[1,9] IX. Mais que dis-je? espérer que rien brise ton inflexible caractère ! que tu reviennes jamais
de ta perversité! que tu aies conçu l'idée de fuir! que tu penses à t'exiler! Ah ! que les dieux ne
t'en ont-ils inspiré la résolution? Je ne l'ignore pas; si la terreur de mes discours te force à l'exil,
tous les orages de la haine, suspendus peut-être quelque temps par la mémoire encore présente
de tes crimes, éclateront tôt ou tard sur ma tête.

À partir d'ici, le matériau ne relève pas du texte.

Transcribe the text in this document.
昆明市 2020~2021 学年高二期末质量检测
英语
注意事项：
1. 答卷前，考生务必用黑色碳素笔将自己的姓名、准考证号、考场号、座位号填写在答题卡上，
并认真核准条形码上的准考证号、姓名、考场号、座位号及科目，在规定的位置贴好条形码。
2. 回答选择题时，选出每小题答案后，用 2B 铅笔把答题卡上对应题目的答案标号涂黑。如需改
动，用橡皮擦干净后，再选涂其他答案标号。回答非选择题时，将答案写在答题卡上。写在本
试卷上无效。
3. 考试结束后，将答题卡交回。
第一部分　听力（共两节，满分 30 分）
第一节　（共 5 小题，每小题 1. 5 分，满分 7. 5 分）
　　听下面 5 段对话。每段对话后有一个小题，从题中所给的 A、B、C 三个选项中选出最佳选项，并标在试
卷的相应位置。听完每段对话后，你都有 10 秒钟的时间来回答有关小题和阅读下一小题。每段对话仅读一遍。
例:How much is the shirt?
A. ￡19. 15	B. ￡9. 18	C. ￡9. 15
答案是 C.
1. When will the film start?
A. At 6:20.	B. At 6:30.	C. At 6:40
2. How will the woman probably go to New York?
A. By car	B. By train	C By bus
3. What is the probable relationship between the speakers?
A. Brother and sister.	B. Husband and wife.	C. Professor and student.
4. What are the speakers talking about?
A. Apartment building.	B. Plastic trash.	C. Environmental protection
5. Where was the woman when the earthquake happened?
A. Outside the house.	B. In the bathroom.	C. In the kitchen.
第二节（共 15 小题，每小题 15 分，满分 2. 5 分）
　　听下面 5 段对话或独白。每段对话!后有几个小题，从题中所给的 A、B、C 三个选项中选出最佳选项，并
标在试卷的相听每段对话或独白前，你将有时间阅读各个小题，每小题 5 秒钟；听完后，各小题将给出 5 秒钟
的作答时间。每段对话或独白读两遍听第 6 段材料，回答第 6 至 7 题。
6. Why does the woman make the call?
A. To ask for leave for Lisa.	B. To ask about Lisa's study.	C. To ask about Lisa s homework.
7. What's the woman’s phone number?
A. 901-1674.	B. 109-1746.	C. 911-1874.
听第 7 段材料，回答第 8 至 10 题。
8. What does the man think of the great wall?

Eh bien , je me dévoue à tous les périls, pourvu que les malheurs qui fondront sur moi épargnent
la république. Mais que tu aies horreur de tes déportements, que tu redoutes la vengeance des
lois, que tu fasses à la patrie le plus léger sacrifice, c'est ce qu'il ne faut pas te demander. Non,
Catilina, il n'est pas croyable que la honte puisse t'arracher au crime, ni la crainte t'éloigner du
danger, ni la raison désarmer ta fureur. Ainsi, je te le répète encore, pars; et puisque tu m'appelles
ton ennemi, si tu veux soulever contre moi toutes les haines, va droit en exil. Alors je
soutiendrai à peine les clameurs de l'envie ; alors tout l'odieux de ton bannissement pèsera sur le
consul qui ose l'ordonner. Mais si tu aimes mieux servir les intérêts de ma gloire, sors avec la foule
impie de tes complices; rends-toi auprès de Mallius; rassemble tous les mauvais citoyens, sépare-toi
des bons; fais la guerre à ta patrie; arbore en triomphant l'étendard du brigandage. On ne
dira pas alors que je t'ai chassé dans une terre étrangère : je n'aurai fait que t'inviter à rejoindre les tiens.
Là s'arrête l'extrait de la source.